Rural Morning, Phú Thọ Province, Vietnam

When Minh and I decided to visit his father’s family home in Phú Thọ in northern Vietnam, I assumed Phú Thọ referred to the city I found on Google Map. Later as we bounced along country roads in a very uncomfortable minibus that had passed the city of Phú Thọ 45 minutes earlier, I realized Phú Thọ was the name of a province as well as that of a city. We did eventually get to our destination in high country with terrain in between hills and mountains. We were in the northwest of the province about 150 km from Lào Cai on Vietnam’s northern border with China. This is farm country that grows upland rice, and we arrived at harvest time.

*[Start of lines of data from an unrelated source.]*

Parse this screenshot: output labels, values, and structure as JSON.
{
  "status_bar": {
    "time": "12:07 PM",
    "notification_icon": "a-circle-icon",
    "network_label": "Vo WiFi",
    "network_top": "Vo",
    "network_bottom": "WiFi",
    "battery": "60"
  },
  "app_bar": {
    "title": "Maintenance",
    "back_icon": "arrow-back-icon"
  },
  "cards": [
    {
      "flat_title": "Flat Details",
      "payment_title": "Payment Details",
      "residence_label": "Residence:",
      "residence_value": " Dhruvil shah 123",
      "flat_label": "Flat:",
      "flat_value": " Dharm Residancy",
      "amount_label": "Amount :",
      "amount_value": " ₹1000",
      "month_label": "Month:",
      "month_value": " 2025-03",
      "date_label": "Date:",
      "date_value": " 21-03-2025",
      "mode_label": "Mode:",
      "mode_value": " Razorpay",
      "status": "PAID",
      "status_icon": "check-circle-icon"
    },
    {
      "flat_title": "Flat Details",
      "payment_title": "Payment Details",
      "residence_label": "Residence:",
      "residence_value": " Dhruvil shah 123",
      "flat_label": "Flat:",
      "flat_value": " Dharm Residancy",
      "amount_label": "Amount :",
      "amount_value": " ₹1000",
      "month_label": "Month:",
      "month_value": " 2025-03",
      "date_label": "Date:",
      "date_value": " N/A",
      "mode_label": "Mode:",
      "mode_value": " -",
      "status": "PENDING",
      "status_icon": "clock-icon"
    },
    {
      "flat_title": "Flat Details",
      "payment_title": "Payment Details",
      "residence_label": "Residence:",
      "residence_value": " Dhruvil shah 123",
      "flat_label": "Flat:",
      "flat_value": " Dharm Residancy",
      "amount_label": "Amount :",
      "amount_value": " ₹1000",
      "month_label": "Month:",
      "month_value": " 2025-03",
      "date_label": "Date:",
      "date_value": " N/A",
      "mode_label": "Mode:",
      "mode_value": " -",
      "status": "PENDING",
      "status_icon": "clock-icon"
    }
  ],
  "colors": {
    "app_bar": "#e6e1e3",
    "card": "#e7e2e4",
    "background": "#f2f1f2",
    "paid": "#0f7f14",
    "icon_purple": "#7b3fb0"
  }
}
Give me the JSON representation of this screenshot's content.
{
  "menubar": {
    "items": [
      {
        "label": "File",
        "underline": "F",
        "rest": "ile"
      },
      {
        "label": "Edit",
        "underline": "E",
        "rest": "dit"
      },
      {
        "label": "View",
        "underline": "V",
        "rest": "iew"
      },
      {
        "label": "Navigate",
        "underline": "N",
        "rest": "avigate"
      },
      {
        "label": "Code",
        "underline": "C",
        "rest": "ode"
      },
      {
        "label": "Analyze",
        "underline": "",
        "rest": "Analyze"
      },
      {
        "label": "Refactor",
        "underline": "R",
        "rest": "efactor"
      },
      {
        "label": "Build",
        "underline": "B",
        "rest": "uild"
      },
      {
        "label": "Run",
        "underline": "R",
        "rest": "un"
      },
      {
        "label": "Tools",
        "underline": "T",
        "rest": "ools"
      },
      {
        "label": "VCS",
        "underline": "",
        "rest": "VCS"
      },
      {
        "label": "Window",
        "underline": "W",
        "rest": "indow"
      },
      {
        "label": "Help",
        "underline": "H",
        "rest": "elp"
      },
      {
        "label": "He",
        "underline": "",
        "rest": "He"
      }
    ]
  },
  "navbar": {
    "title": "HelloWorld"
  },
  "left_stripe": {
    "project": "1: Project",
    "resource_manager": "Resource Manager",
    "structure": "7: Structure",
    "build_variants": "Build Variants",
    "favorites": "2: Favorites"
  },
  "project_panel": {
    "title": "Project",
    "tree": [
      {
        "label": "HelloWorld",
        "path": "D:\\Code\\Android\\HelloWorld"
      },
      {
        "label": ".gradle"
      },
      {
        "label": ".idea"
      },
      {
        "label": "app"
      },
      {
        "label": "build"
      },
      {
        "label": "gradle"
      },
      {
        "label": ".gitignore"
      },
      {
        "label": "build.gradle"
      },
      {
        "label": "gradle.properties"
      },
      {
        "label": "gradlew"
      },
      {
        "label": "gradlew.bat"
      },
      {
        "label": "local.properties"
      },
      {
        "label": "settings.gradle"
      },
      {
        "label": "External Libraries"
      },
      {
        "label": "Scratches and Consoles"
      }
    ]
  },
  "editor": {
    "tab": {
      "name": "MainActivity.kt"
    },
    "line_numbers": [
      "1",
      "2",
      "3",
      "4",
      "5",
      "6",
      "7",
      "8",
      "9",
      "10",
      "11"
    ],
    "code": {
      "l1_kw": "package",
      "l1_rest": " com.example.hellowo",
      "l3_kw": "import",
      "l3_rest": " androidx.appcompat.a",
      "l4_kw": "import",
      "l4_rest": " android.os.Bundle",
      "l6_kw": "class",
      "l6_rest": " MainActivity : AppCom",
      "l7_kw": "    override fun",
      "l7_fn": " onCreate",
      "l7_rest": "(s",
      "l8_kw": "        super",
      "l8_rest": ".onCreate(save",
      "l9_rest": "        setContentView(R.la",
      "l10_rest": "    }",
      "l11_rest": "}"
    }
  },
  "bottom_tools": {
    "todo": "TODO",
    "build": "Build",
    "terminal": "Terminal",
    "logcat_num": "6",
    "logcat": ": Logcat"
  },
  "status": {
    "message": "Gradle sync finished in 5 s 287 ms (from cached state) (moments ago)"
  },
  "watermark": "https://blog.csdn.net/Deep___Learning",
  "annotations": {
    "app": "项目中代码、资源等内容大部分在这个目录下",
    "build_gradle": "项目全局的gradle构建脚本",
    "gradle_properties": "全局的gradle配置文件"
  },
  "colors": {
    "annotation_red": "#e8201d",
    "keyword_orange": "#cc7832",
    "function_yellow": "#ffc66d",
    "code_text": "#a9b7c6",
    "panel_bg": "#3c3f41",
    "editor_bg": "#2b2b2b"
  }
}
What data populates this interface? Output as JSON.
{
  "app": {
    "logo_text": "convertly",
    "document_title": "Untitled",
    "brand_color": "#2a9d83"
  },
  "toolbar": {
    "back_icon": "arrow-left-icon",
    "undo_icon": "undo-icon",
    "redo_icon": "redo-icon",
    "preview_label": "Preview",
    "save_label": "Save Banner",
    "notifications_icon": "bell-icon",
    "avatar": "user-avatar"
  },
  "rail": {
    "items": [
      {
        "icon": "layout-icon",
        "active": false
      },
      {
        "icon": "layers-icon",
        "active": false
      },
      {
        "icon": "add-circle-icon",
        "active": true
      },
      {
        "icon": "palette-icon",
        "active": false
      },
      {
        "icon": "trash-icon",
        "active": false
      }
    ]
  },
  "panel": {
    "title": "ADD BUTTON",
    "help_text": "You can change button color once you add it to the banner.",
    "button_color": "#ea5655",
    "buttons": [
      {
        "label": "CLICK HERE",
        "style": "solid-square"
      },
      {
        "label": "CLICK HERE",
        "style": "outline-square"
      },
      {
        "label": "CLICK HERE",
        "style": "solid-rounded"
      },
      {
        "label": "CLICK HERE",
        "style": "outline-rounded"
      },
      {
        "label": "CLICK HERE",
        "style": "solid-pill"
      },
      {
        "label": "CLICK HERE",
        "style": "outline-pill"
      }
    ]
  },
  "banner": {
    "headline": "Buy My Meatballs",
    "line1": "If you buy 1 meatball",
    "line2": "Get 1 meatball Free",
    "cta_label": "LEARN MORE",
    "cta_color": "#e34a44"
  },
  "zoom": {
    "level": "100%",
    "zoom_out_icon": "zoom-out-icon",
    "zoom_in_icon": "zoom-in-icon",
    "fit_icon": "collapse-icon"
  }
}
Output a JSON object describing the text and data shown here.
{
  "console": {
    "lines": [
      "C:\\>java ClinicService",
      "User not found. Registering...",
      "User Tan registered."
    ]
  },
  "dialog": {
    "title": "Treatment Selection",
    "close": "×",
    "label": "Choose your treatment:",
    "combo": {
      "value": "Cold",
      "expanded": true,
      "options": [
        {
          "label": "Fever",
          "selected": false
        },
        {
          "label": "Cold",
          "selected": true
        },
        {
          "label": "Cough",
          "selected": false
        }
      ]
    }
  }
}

The setting was magnificent. The rambling ranch-style farmhouse was at the top of a small rise overlooking golden colored rice fields ready to be harvested. If it had not been 105 in the shade during the day and not much cooler in the evening, the visit would have been perfect. The house had fans, but no a/c. The weather was exceptionally hot; even the Vietnamese living there were wilting in the heat. I did not envy them cutting rice in the fields by hand or cooking in a stifling hot kitchen. Good time to be a guest who was expected not to lift a finger.

While Minh’s father no longer lives in the ancestral hometown, a huge extended family of uncles, aunts, cousins, nephews, nieces – all of the latter being referred to as brothers and sisters – does. Minh had not been to visit for a long time, so it was a homecoming to begin with. And he arrived with a foreigner, quite the oddity in those parts, making the visit a genuine event. There was delicious food and plenty of it, featuring a chicken from the chicken coop, plenty of vegetables from the garden, rice grown on the farm, and beer and Vietnamese spirits in plastic jugs vs containers with labels from factories. Interestingly for Vietnam, there was not a cup of coffee to be found anywhere, even in the small town near the farm. The people in these parts were tea drinkers, downing quantities of strong green tea grown on hillsides next to the rice fields.

All in all, a great visit with welcoming, friendly people living in beautiful country. And in case there is any question about the photo, that is early morning haze, not smog, in the distance.

Scott Farm, near Brattleboro, Vermont

During my stay in Amherst, friend Kate and I drove up to Brattleboro Vermont to take a look. Among other things, we struck out to visit the home of Rudyard Kipling, which is located a few miles north of Brattleboro. It had never occurred to me that Kipling wrote part or all of Kim and other stories about India in a rustic New England location. File that under life is full of small surprises. In any case, the Kipling house is rented out to private parties – one cannot even enter the grounds to look at the house from the outside. Undaunted, we continued down Kipling Road for a ways until we came upon the Scott Farm. We turned into the driveway in search of apples – mid-September is apple season after all. The farm did indeed have apples, and it also was home to something called The Stone Trust – a school that trains and certifies people to build dry stone walls. School was not in session during out visit, but it was interesting to walk around the grounds and see evidence of the students’ efforts.